The registry keys SOFTWARE, SECURITY,SYSTEM and the Ntuser.dat were examined and the following artifacts or changes were identified:
HKEY/LOCAL MACHINE/SOFTWARE/Current Version: (These changes can be seen in the NTUSER.DAT as well)
This contained the following relevant information of the software FrostWire v.5:
- Display Name
- Help Link
- URL Info
- Display Version
- Uninstall Command
HKEY/LOCAL MACHINE/SOFTWARE/Classes: This contained the following relevant information of the software FrostWire v.5:
- FrostWire Toolbar
- FrostWire.exe files location.
This contained the following relevant information of the software FrostWire v.5:
- The executable command used to access and run FrostWire v.5.
- HKEY/LOCAL MACHINE/SOFTWARE/Tracing:This contained the following relevant information of the software FrostWire v.5:
- This contains two tracing mechanisms that Microsoft uses to manage and monitor software, which is the Rasapi 32 command and the RASMANCS command.
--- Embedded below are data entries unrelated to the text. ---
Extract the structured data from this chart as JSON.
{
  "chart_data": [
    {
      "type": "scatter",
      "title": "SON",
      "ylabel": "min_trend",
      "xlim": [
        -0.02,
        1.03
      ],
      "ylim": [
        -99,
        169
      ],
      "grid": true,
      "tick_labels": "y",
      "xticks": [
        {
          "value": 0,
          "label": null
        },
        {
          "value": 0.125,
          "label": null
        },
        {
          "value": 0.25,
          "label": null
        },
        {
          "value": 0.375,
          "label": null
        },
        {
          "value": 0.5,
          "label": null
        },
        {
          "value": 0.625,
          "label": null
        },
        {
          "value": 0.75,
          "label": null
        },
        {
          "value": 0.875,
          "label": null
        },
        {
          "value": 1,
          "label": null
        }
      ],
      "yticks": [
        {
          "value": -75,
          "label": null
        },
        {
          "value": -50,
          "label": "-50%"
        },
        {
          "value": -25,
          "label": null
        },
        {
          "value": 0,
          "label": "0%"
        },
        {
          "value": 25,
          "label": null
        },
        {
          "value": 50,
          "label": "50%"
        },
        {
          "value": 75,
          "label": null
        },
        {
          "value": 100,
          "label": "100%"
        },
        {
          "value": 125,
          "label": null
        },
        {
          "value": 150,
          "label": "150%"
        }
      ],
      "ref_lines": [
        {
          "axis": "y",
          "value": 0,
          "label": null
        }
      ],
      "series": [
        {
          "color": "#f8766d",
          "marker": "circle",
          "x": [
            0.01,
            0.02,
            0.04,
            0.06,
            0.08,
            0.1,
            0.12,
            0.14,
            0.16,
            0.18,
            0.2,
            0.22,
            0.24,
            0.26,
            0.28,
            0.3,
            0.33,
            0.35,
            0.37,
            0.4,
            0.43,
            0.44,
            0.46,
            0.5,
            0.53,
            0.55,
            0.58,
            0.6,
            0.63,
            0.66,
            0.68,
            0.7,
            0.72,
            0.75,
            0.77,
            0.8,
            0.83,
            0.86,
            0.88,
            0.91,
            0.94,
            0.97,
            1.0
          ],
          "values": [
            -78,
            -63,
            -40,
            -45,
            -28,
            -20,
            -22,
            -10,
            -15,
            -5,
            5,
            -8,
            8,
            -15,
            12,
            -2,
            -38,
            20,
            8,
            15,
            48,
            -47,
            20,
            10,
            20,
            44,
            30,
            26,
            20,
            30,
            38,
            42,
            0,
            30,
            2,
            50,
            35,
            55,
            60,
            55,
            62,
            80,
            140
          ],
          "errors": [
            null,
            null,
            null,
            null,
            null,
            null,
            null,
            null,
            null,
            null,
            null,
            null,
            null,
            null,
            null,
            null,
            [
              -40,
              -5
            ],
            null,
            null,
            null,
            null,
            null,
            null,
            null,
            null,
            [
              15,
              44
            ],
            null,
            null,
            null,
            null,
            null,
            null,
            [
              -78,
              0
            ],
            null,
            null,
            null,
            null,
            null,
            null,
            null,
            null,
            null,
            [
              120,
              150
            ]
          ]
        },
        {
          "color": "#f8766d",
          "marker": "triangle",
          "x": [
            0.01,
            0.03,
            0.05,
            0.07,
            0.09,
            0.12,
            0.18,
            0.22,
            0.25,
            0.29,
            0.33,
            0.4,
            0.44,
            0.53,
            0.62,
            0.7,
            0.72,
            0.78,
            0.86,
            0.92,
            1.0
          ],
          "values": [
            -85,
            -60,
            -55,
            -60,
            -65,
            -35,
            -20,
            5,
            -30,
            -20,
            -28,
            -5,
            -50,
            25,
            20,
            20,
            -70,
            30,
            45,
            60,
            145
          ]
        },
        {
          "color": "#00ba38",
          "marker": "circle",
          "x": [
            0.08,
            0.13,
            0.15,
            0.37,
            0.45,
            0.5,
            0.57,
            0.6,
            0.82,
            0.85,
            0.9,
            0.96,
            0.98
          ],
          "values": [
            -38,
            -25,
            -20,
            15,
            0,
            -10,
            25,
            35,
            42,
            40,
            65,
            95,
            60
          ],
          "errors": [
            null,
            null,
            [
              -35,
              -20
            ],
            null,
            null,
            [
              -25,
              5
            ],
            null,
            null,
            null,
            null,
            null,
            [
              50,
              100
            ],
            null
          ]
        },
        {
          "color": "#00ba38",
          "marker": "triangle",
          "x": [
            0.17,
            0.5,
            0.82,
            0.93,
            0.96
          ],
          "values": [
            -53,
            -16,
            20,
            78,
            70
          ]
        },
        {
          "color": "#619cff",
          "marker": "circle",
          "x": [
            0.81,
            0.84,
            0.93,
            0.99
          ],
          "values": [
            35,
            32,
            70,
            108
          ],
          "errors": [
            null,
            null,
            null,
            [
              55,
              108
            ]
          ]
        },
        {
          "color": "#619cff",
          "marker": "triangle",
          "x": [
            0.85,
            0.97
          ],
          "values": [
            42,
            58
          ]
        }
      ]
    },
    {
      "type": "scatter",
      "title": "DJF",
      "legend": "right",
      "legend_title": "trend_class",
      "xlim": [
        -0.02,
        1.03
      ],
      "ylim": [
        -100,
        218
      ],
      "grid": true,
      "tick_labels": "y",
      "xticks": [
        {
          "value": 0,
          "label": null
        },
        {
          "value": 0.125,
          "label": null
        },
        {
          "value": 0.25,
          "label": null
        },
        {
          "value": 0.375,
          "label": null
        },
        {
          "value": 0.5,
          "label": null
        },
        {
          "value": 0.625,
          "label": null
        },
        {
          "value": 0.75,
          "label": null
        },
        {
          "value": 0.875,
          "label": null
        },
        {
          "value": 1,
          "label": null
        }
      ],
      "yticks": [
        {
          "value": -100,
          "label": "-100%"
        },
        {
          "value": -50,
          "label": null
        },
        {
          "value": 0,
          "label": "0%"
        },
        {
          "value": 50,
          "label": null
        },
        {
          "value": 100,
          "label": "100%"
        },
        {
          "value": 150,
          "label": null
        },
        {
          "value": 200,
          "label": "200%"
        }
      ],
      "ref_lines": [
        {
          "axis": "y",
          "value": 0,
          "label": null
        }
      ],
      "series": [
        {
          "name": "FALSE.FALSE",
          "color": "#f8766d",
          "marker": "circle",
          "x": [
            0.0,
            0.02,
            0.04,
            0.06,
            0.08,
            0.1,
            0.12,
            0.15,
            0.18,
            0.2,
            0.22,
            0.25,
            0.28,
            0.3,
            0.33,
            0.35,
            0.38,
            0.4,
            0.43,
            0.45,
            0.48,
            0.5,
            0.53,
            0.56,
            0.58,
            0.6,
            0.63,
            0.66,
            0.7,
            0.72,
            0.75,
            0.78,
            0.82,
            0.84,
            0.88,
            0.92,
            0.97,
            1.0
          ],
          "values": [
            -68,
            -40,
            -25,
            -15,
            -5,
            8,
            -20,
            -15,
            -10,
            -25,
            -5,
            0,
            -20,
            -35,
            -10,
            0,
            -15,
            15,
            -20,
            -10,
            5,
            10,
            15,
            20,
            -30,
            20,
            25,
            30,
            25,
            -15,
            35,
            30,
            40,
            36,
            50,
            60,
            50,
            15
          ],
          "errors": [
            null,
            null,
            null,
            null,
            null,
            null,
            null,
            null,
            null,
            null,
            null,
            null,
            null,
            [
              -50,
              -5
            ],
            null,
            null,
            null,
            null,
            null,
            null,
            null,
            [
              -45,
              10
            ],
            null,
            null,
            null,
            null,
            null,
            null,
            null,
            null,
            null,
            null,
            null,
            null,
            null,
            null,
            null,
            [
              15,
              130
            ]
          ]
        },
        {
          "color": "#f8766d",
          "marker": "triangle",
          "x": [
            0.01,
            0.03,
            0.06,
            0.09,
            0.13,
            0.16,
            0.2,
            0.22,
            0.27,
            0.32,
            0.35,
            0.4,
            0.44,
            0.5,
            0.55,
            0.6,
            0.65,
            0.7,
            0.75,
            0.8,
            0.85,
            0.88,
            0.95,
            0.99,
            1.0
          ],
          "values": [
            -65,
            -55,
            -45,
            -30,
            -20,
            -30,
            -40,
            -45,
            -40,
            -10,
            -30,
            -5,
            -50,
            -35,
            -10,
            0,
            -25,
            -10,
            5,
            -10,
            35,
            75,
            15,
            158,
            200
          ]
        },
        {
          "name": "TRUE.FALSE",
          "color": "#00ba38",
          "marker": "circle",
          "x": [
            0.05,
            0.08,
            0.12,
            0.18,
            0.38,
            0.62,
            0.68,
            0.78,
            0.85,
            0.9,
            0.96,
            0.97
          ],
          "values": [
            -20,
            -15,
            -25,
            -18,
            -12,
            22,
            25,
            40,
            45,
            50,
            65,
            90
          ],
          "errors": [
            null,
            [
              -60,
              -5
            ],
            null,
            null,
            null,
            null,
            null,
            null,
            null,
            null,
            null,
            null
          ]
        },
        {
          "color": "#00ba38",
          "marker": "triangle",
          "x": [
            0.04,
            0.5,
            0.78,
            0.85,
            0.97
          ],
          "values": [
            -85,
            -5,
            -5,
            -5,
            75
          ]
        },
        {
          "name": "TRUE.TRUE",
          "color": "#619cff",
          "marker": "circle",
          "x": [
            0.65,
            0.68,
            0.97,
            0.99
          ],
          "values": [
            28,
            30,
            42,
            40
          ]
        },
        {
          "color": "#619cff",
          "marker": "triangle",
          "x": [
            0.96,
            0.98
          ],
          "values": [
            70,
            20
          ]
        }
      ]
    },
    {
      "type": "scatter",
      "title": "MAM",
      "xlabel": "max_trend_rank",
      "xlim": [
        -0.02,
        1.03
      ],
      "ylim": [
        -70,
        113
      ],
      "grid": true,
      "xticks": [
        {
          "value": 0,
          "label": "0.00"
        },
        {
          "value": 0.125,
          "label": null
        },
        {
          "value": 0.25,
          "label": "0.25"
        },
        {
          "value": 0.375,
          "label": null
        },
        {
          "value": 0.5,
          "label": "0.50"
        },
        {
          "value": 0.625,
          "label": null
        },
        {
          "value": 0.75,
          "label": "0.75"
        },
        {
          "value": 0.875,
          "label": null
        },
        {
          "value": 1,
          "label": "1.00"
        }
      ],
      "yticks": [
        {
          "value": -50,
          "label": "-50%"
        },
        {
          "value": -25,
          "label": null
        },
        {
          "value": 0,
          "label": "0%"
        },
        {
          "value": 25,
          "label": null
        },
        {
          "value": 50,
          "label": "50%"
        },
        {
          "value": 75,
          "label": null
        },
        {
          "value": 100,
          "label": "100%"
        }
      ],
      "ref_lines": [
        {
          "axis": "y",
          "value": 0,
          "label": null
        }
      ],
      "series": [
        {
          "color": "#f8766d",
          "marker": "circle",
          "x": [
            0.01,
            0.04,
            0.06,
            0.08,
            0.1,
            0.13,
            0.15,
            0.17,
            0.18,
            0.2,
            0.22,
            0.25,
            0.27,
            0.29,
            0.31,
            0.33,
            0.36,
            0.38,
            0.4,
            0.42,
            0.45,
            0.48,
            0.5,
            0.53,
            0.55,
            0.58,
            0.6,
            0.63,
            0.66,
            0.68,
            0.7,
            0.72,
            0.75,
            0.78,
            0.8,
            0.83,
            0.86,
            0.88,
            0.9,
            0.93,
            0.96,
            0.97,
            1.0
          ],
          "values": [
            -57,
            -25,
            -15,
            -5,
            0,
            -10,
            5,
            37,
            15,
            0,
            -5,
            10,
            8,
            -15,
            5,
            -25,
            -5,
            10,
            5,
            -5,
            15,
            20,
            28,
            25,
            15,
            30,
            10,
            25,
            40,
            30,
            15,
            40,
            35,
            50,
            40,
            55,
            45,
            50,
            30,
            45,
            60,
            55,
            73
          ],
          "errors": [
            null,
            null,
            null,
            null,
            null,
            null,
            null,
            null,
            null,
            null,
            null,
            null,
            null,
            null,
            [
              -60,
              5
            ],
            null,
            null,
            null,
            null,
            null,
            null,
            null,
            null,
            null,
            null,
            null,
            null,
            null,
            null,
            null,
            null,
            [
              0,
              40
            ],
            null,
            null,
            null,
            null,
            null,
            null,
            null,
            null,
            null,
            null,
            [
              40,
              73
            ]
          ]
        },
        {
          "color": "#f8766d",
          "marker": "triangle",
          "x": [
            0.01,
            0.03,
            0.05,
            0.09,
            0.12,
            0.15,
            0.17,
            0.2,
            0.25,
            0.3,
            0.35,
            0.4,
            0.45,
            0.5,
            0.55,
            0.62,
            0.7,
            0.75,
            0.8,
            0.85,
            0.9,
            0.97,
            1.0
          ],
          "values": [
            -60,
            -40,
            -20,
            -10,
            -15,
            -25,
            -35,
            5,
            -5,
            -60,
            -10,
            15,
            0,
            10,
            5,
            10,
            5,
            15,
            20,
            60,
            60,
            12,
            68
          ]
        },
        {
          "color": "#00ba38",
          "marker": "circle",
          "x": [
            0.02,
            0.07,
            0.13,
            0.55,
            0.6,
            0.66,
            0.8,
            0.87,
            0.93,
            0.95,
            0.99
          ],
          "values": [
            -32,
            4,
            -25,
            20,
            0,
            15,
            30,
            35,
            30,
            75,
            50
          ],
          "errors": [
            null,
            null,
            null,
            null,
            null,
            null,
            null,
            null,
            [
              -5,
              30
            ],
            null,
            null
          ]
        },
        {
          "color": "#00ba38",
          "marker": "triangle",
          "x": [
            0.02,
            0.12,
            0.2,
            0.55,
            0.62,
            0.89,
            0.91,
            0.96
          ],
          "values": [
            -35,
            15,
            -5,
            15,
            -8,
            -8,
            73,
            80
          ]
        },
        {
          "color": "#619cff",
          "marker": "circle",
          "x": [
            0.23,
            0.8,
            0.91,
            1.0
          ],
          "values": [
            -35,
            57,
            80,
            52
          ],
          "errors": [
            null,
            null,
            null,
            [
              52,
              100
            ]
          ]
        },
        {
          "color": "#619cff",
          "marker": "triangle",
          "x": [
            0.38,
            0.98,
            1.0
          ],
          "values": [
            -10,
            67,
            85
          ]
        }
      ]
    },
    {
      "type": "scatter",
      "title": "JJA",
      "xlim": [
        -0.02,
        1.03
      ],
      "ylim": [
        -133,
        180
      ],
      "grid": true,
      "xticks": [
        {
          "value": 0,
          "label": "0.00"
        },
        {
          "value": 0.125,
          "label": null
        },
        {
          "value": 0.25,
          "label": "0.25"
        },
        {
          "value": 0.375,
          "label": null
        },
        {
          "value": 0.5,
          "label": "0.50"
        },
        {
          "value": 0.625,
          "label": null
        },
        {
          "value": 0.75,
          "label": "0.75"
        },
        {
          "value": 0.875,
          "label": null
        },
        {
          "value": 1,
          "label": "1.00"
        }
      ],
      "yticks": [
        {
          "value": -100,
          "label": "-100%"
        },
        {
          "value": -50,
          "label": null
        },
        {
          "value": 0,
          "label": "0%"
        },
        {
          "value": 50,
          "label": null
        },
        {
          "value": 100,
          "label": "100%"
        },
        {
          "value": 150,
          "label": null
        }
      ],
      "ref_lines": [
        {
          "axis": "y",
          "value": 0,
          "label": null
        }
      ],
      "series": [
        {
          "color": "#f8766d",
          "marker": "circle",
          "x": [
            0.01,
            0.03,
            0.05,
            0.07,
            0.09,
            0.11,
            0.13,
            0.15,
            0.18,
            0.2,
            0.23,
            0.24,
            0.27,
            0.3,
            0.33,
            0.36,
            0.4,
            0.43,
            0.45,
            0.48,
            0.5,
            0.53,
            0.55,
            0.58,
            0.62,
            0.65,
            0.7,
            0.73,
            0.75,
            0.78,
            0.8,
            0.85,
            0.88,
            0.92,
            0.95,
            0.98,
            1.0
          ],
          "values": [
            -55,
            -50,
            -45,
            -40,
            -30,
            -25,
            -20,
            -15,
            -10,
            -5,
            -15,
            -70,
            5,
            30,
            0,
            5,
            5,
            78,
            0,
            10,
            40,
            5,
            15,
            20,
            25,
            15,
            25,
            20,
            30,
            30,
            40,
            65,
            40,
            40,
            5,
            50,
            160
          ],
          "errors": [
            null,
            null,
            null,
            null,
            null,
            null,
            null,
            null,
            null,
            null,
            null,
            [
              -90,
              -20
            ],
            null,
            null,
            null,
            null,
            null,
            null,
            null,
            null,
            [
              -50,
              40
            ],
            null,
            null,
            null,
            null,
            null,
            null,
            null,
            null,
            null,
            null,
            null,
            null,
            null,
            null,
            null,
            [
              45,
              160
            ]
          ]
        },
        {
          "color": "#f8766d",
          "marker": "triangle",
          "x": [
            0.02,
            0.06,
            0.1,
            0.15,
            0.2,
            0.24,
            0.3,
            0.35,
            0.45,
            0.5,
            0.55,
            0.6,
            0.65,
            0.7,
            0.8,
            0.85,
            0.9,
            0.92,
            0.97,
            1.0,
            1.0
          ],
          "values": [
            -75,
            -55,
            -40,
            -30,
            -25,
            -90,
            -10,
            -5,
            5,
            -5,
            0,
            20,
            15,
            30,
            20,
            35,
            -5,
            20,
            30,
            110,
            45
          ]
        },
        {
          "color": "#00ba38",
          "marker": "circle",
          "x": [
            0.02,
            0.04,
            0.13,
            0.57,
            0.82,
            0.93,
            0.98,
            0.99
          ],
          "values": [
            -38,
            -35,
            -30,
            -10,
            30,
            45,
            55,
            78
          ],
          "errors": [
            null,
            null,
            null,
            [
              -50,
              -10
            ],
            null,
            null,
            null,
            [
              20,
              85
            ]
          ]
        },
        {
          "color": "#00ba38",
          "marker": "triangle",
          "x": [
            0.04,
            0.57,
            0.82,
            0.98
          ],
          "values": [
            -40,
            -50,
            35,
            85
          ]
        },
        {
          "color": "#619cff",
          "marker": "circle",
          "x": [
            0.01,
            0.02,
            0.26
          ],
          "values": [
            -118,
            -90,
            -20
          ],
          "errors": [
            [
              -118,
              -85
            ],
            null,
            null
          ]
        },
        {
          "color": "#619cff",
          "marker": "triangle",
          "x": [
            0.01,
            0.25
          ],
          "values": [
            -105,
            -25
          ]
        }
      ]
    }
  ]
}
The information saved is saved in [root]/ProgramData/Microsoft/Search/Data/Applications/Windows/GatherLogs/SystemIndex/SystemIndex.gthr:
For FrostWire v.5 to be able to function, a change has to be made within how the system operates:
When installing FrostWire v.5, the software automatically change the FireWall policy to create an exception to allow communication from FrostWire v.5 and the downloading servers, thus bypassing the firewall completely.
- HKEY/LOCAL MACHINE/SECURITY:
- No changes could be identified within this registry key.
Identifying Searches Done Using FrostWire v.5:
When a user searches for a specific item to download, that search is stored in various places on the local machine:
- [root]/$Logfile: Contains the search term searched for, where it was found along with the SHA-1 identification hash value.
- [root]/ProgramData/Microsoft/Search/Data/Applications/Windows/GatherLogs/SystemIndex/SystemIndex.gthr: The header information contained within this gather log, is the search term and how the system and the software communicated.This information is gathered by the two tracing protocols mentioned early Rasapi 32 and RASMANCS.
- [root]users/xxx/.FrostWire/search_db.h2.db :This is the database that FrostWire v.5 uses to record all searches done by the users.The information recorded is the following:
- URL Details, where the .torrent file is residing.
- The search term searched.
- The magnet link and corresponding SHA-1 hash value.
- The creation date in Unix that .torrent tracker was created.
- [root]users/xxx/.FrostWire/search_db/search_db/_28.tii: This is the actual entry in the database for each search term done by the user.This contained what the search term was and the corresponding file ID.
- [root]users/xxx/.FrostWire/search_db_searchdb__28.tis:This is a record of the search results for the particular search term, meaning that for every .tii file a corresponding .tis file can be found.
Examining a .torrent File and the Artifacts Found:
The file header for .torrent files in hex is:
0×64 38 3A 61 6E 6E 6F 6F 63 65 35 39 (As viewed in hex)
d8:announce59 (As viewed in text)
Contained in this .torrent file is the following information:
The website that the .torrent file was uploaded to and stored on
The initial port used to communicate to the website initially.
The IP address communicated with along with the port used for downloading.
Unix creation date of the torrent.
The name of the item downloaded.
Identification SHA-1 hash value.
FrostWire v.5 contains a number of potential evidential artifacts that can prove useful in an investigation in proving what has taken place on a computer using this P2P application.
A key observation, is that the artifacts that are generated when using FrostWire v.5 illustrate the Locard Principle in relation to P2P application, in that for every interaction, there will be a trace left behind.